13 Replies to “Pierce Transit to End Sale of Ticket Books”

  1. These ticket books were a deal, no doubt. I used to buy them all the time, but as soon as I got my Orca card, I stopped buying them. The convenience of the Orca card far out ways the discount of the ticket books.

  2. I would love to see the next fare increase be for cash fares only. Current fares would remain in place for at least 6 months if paid by pass or e-purse on ORCA. This would really encourage ORCA use. The readers have been really good lately and people are getting used to the system. When passengers use ORCA correctly, it is faster than even Puget Pass.

    1. There has been an improvement with increased use, partially due to customers getting used to using them and applying the right wrist English (I still love it best when someone does a “butt dance” to put the wallet in their back pocket against the reader so they don’t have to take it out).

      I continue to be stymied (and unfairly embarassed) however by the spontaneous “out of service” errors that I still occasionally get – only correctable by waitig until I reach a layover, going outside the bus and shutting off the main battery switch to reboot all onboard systems. Meanwhile the cusomters think that *I* did something wrong – all because someone in engineering land didn’t have the foresight to put a reset button INSIDE the bus.

    2. A thought occurred to me today after watching a couple of Orca with E-purse users – I’m wondering if some of them haven’t figured out how to cheat the system by *deliberately* waving their card in front of the reader in such a way so that they register, but the reader doesn’t have time to share data with the chip in the card. By merely flicking the card in front of the reader, it registers “please try again” and most of the time drivers won’t actually ask them to try again, assuming that the reader is being cranky or just wanting to keep the flow of traffic moving off of the bus.

      Want to save money with Orca? Get an e-purse and make sure that at least some of the time you don’t fully tap your card. Free ride.

  3. Sure it was a deal, but I do love my ORCA (and coming soon for me: ORCA, Jr) :)

    Of course, for us transit junkies, ticket books don’t cut it but I have some tickets when I would try to get my folks to ride (no luck – my dad is too car stubborn, anyone have any ideas?)

      1. Sell the damn car out from under him!
        Seriously, take him for a Link ride – on my most recent Link trip a couple in their 20s had his parents along for their first ride and they were loving it.

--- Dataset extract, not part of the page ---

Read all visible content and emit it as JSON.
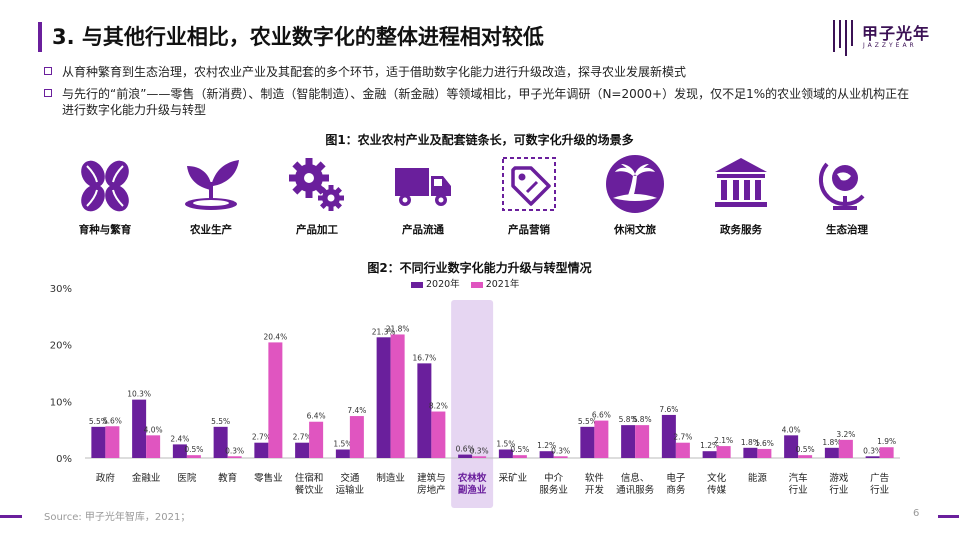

    1. Buy ORCA cards for them while they are still free and add value to them online before encouraging them to take a ride somewhere wonderful!

      1. When I come out to the area this Christmas, I’m dragging my stepmother to Tulalip Casino using the bus (might try to fit a Link trip in – this would be my first Link trip too). We’re going to start at Lakewood Station (don’t want to miss that last 592 from Seattle).

  4. Cash Fares and transfer rights vs. ORCA fares and transfer rights should always be the same. You shouldent “punish” users of one form of farepayment over another, especally considering that ORCA really has a limited availbility (Online/Mail order, or in person at the customer service offices, very select grocery stores, or a TVM along link or sounder(?)). IMO, you should be able to purchase them, and service them nearly anywhere (ALL major grocery stores, 24/7 phone support, and vending machines at ALL major transit facilities and P&R lots). Until you reach that point you shouldent give one payment method exclusive privlage over another.

  5. There’s no reason why we can’t reinstitute such deals after all the kinks are worked out for ORCA.

    When adding cash, it could be add $20 (10 x $2.00) and get $24 in fares (two free trips), or something along those lines.